Finalmente si no nos damos cuenta de que con el trabajo estamos continuando la creación de Dios (Dios obviamente no creó casas o coches, pero estos productos son una prolongación de lo que Él nos dio como materias primas), estamos omitiendo la posibilidad de darle una dimensión sobrenatural, de convertirlo en un don sacrificial análogo al de los patriarcas y sacerdotes del Antiguo Testamento, y al ofrecimiento que Jesucristo hizo de sí mismo en la Cruz.
La vida profesional del cristiano no consiste, pues, en el éxito personal o en el encumbramiento individual, sino más bien en algo más silencioso y profundamente altruista. Sólo así vamos a poder dar ejemplo a nuestros colegas y compañeros del significado del trabajo, de lo que significa responsabilidad cristiana del mismo y compromiso secular y civil de los hijos de la Iglesia. Sólo así podemos ser el verdadero fermento que Jesús quería para el resto de la masa social. Sólo si somos buenos profesionales —sin caer en lo que los americanos llaman ‘workaholism— vamos a hacer el cristianismo atractivo a los ciudadanos y trabajadores de esas áreas en las que se juega el futuro de la sociedad.

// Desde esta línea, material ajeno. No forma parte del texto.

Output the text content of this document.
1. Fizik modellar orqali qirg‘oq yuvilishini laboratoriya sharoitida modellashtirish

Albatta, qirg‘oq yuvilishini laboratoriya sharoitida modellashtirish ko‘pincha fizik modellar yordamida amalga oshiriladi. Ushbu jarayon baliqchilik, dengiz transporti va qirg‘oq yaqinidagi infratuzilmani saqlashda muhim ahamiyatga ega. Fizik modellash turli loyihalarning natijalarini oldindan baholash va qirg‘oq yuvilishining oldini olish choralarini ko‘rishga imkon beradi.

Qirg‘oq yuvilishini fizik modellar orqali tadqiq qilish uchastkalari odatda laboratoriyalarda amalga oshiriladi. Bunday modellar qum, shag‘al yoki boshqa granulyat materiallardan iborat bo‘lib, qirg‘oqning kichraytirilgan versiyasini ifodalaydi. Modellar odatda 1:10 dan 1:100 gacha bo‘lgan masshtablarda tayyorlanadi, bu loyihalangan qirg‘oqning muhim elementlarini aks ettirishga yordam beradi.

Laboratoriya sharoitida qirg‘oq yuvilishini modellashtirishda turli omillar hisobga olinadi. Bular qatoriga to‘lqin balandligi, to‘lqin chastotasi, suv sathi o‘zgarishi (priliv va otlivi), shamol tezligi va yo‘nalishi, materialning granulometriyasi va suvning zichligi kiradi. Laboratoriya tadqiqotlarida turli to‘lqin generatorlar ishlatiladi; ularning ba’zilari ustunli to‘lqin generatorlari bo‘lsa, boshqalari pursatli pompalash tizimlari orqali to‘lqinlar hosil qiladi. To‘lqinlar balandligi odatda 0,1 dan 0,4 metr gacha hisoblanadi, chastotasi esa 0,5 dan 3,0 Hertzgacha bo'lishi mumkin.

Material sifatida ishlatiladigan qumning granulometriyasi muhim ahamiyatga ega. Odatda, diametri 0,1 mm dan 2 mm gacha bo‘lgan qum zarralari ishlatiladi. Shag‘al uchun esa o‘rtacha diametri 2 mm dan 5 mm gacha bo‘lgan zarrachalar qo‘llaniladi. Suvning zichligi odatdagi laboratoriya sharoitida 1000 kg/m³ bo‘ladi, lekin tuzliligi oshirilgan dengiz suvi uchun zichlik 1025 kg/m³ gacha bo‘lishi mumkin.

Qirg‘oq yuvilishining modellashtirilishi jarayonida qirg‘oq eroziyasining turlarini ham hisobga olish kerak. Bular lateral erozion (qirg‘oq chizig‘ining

En el trabajo, en la vida profesional, nos estamos jugando mucho más que la supervivencia económica personal o de la familia; es el ámbito desde donde se hace el mundo del futuro, y que este sea más o menos cristiano, más o menos justo, depende de que los cristianos nos demos cuenta de su dimensión sobrenatural y redentora. Si no lo conseguimos, no podemos lamentarnos de que la historia de los últimos siglos se vuelva a repetir, y que nuestros hijos y nietos vuelvan a vivir en una sociedad secularizada, donde, como siempre, será posible ser santo y no faltará la ayuda y presencia de la Iglesia, pero donde seguirá siendo incómodo sentirse minoría y, sobre todo, ver la ingente cantidad de almas que estén viviendo una vida sólo material, de segunda clase, sin ningún tipo de desarrollo sobrenatural.